Mehrere Vereine erhielten schliesslich Reviere zugesprochen, darunter der stark in der Jugendförderung tätige FVT (3 Reviere) und der FVZU (4 Reviere). Die Freude darüber währte aber nicht lange. Die ehemaligen Pächter jener Reviere, die neu dem Fischereiverein Thalwil zugesprochen wurden, leiteten juristische Schritte gegen die Vergabe ein. Die Einsprecher kritisierten, die gesetzlichen Grundlagen würden fehlen.

Geld zurück?

Und sie bekamen recht. Das Verwaltungsgericht des Kantons Zürich teilt diese Ansicht und erklärte die Pachtvergabe Ende letzten Jahres für null und nichtig. Die Zürcher Fischerei- und Jagdverwaltung hatte zwar vor der Pacht im Herbst 2009 die Fischerei-Verordnung geändert, dass Vereine mitbieten können – der entsprechende Gesetzesartikel wurde aber nicht angepasst.

Folge: Die Reviere müssen neu ausgeschrieben werden. Das kann dauern. Bis dahin liegen die Reviere brach. Von dem Urteil des Verwaltungsgerichts ist nicht nur der Verein in Thalwil betroffen. Da Gerichtsentscheide allgemeingültigen Charakter haben, sind kantonsweit alle Pachten in Gefahr, die im Herbst 2009 an Vereine abgegeben wurden. Die Bewerbungen der Vereine wären alle ungültig, die Reviere würden neu ausgeschrieben.

Für die Vereine hätte der Verlust ihrer Reviere drastische Konsequenzen. Schliesslich bezahlen die Mitglieder Jahresbeiträge, um an bestimmten Gewässerabschnitten fischen zu können. Die Fischereikarten sind bereits verteilt. Kann nicht gefischt werden, müssten die Vereine den Mitgliederbeitrag zurückerstatten. «In diesem Fall kämen wohl viele Vereine in existenzielle Nöte», sagt Rolf Schatz. Kritische Fragen muss sich bei diesem drohenden Fiasko die Fischerei- und Jagdverwaltung gefallen lassen, namentlich Amtsleiter Urs Philipp.

Trotz Warnhinweisen von Vereinsvertretern unterliess es das Amt, die Vergabekriterien bei der Pacht gesetzlich zu definieren.

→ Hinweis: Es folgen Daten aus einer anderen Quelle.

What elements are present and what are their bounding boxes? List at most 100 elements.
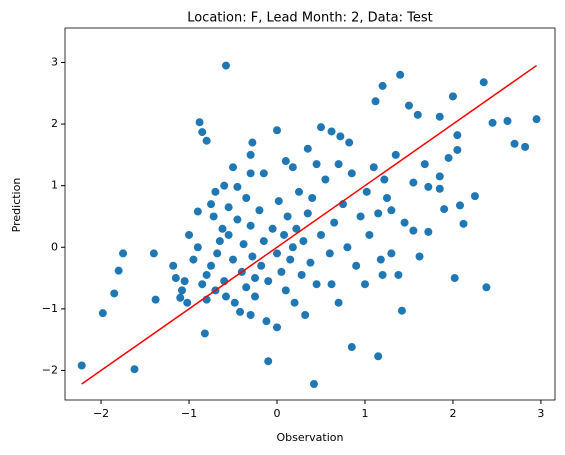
point bbox=[308, 193, 317, 202]
point bbox=[297, 270, 306, 279]
point bbox=[488, 118, 497, 127]
point bbox=[273, 249, 282, 258]
x-axis-label: Observation bbox=[277, 431, 344, 444]
point bbox=[365, 230, 374, 239]
point bbox=[387, 249, 396, 258]
point bbox=[233, 182, 242, 191]
point bbox=[281, 157, 290, 166]
point bbox=[221, 292, 230, 301]
point bbox=[288, 243, 297, 252]
point bbox=[316, 123, 325, 132]
point bbox=[273, 323, 282, 332]
point bbox=[453, 145, 462, 154]
point bbox=[183, 298, 192, 307]
point bbox=[309, 379, 318, 388]
point bbox=[369, 163, 378, 172]
point bbox=[213, 249, 222, 258]
point bbox=[371, 97, 380, 106]
point bbox=[277, 267, 286, 276]
point bbox=[325, 249, 334, 258]
point bbox=[321, 175, 330, 184]
point bbox=[532, 115, 541, 124]
point bbox=[295, 187, 304, 196]
point bbox=[440, 205, 449, 214]
x-tick-label: 2 bbox=[449, 407, 456, 420]
point bbox=[378, 270, 387, 279]
point bbox=[215, 237, 224, 246]
point bbox=[374, 352, 383, 361]
point bbox=[327, 127, 336, 136]
point bbox=[268, 224, 277, 233]
point bbox=[251, 274, 260, 283]
point bbox=[229, 163, 238, 172]
point bbox=[195, 118, 204, 127]
point bbox=[193, 207, 202, 216]
point bbox=[334, 160, 343, 169]
point bbox=[257, 261, 266, 270]
y-tick-label: 2 bbox=[51, 117, 58, 130]
point bbox=[246, 169, 255, 178]
point bbox=[435, 112, 444, 121]
point bbox=[220, 181, 229, 190]
point bbox=[202, 136, 211, 145]
point bbox=[400, 218, 409, 227]
point bbox=[336, 132, 345, 141]
y-tick-label: −1 bbox=[42, 302, 58, 315]
point bbox=[356, 212, 365, 221]
point bbox=[251, 292, 260, 301]
point bbox=[420, 160, 429, 169]
point bbox=[303, 144, 312, 153]
point bbox=[347, 169, 356, 178]
point bbox=[352, 261, 361, 270]
point bbox=[262, 317, 271, 326]
point bbox=[207, 261, 216, 270]
point bbox=[397, 306, 406, 315]
point bbox=[316, 230, 325, 239]
point bbox=[189, 255, 198, 264]
point bbox=[178, 286, 187, 295]
point bbox=[312, 280, 321, 289]
point bbox=[479, 78, 488, 87]
point bbox=[444, 153, 453, 162]
point bbox=[459, 219, 468, 228]
point bbox=[114, 266, 123, 275]
point bbox=[98, 309, 107, 318]
y-tick-label: 0 bbox=[51, 240, 58, 253]
point bbox=[503, 117, 512, 125]
point bbox=[259, 169, 268, 178]
point bbox=[110, 289, 119, 298]
y-tick-label: −2 bbox=[42, 363, 58, 376]
point bbox=[396, 70, 405, 79]
point bbox=[312, 160, 321, 169]
fit-line bbox=[81, 64, 537, 385]
point bbox=[130, 365, 139, 374]
point bbox=[229, 255, 238, 264]
point bbox=[382, 193, 391, 202]
point bbox=[283, 212, 292, 221]
point bbox=[230, 298, 239, 307]
point bbox=[306, 258, 315, 267]
point bbox=[149, 249, 158, 258]
point bbox=[193, 243, 202, 252]
point bbox=[455, 201, 464, 210]
point bbox=[292, 224, 301, 233]
point bbox=[176, 293, 185, 302]
point bbox=[387, 206, 396, 215]
point bbox=[424, 182, 433, 191]
point bbox=[376, 255, 385, 264]
point bbox=[246, 150, 255, 159]
point bbox=[286, 255, 295, 264]
y-tick-label: 3 bbox=[51, 55, 58, 68]
point bbox=[360, 280, 369, 289]
point bbox=[391, 150, 400, 159]
point bbox=[453, 131, 462, 140]
point bbox=[343, 243, 352, 252]
point bbox=[450, 274, 459, 283]
point bbox=[221, 61, 230, 70]
point bbox=[246, 311, 255, 320]
point bbox=[378, 81, 387, 90]
point bbox=[280, 230, 289, 239]
point bbox=[510, 139, 519, 148]
x-tick-label: 3 bbox=[537, 407, 544, 420]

Dies deshalb, weil das auf politischem Weg, also im Kantonsrat, hätte geschehen müssen. Man wollte die Vereine unbedingt noch bei der Pachtvergabe 2009 zulassen. Das entpuppt sich nun als Fehler. «Wäre das damals juristisch sauber gemacht worden, gäbe es diese Probleme nicht», sagt Rolf Schatz. In dieser Sache sei nun auch der zuständige Regierungsrat Markus Kägi (SVP) gefordert. Amtsleiter Philipp war für eine Stellungnahme nicht erreichbar.

Heute im Kantonsrat

Wegen der Pachtprobleme ist die Fischerei im Kanton Zürich zum Politikum geworden. Andreas Federer (CVP, Thalwil) reichte kürzlich im Kantonsrat ein Postulat ein, unterzeichnet von den Fraktionen von CVP, GLP und SP. Darin wird Klarheit über das Pachtsystem verlangt – und eine Offenlegung der Resultate der Pachtvergaberunde 2009. Das Postulat dürfte heute im Rat zur Diskussion kommen.